Location
- Country: Canada
- Province: Quebec
- Region: Chaudière-Appalaches
- MRC: Bellechasse Regional County Municipality

Physical characteristics
- Source: Mountain stream
- • location: Notre-Dame-Auxiliatrice-de-Buckland
- • coordinates: 46°36′07″N 70°35′36″W﻿ / ﻿46.601903°N 70.593336°W
- • elevation: 399 metres (1,309 ft)
- Mouth: Rivière de la Fourche
- • location: Notre-Dame-Auxiliatrice-de-Buckland
- • coordinates: 46°38′36″N 70°32′43″W﻿ / ﻿46.64333°N 70.54528°W
- • elevation: 336 metres (1,102 ft)
- Length: 9.2 kilometres (5.7 mi)

Basin features
- Progression: Rivière de la Fourche, rivière du Sud (Montmagny), St. Lawrence River
- • left: (upstream)
- • right: (upstream)

= Rivière des Orignaux =

River in Chaudière-Appalaches, Quebec (Canada)

The rivière des Orignaux (in English: Mooses River) crosses the municipality of Notre-Dame-Auxiliatrice-de-Buckland, in the Bellechasse Regional County Municipality, in the administrative region of Chaudière-Appalaches, in Quebec, in Canada.

Rivière des Orignaux is a tributary of the southwest bank of the rivière de la Fourche, which flows northward to empty onto the south bank of the rivière du Sud (Montmagny); the latter flows northwest, then northeast to the south shore of the St.

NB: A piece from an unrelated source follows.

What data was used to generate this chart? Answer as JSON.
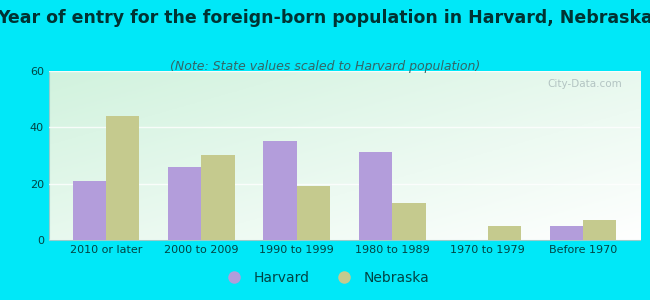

Lawrence River.

== Geography ==
The main neighboring watersheds of the Des Orignaux river are:
- North side: rivière de la Fourche, South stream, rivière du Sud (Montmagny);
- East side: rivière de la Fourche;
- South side: rivière des Mornes, Belles Amours stream;
- West side: rivière du Moulin, rivière aux Billots.

The Rivière des Orignaux has its source in the township of Buckland, in the municipality of Notre-Dame-Auxiliatrice-de-Buckland, in the Bellechasse Regional County Municipality. The surrounding mountains are part of the Notre Dame Mountains chain.

From its source, the Rivière des Orignaux flows on 9.1 km at the bottom of a valley, divided into the following segments:

- 3.9 km northeasterly in Notre-Dame-Auxiliatrice-de-Buckland, to chemin du rang Saint-Roch (route 279);
- 3.0 km northeasterly, to rang Ville-Marie road;
- 2.2 km towards the northeast, up to its confluence.

The confluence of the Rivière des Orignaux is located on the southwest bank of the Forks River, in the township of Buckland. This confluence is located at 2.9 km north of Buckland, 10.6 km south of rivière du Sud (Montmagny) and at 1.9 km northwest of route 216.

== Toponymy ==
The toponym “rivière des Orignaux” was made official on September 11, 1987, at the Commission de toponymie du Québec.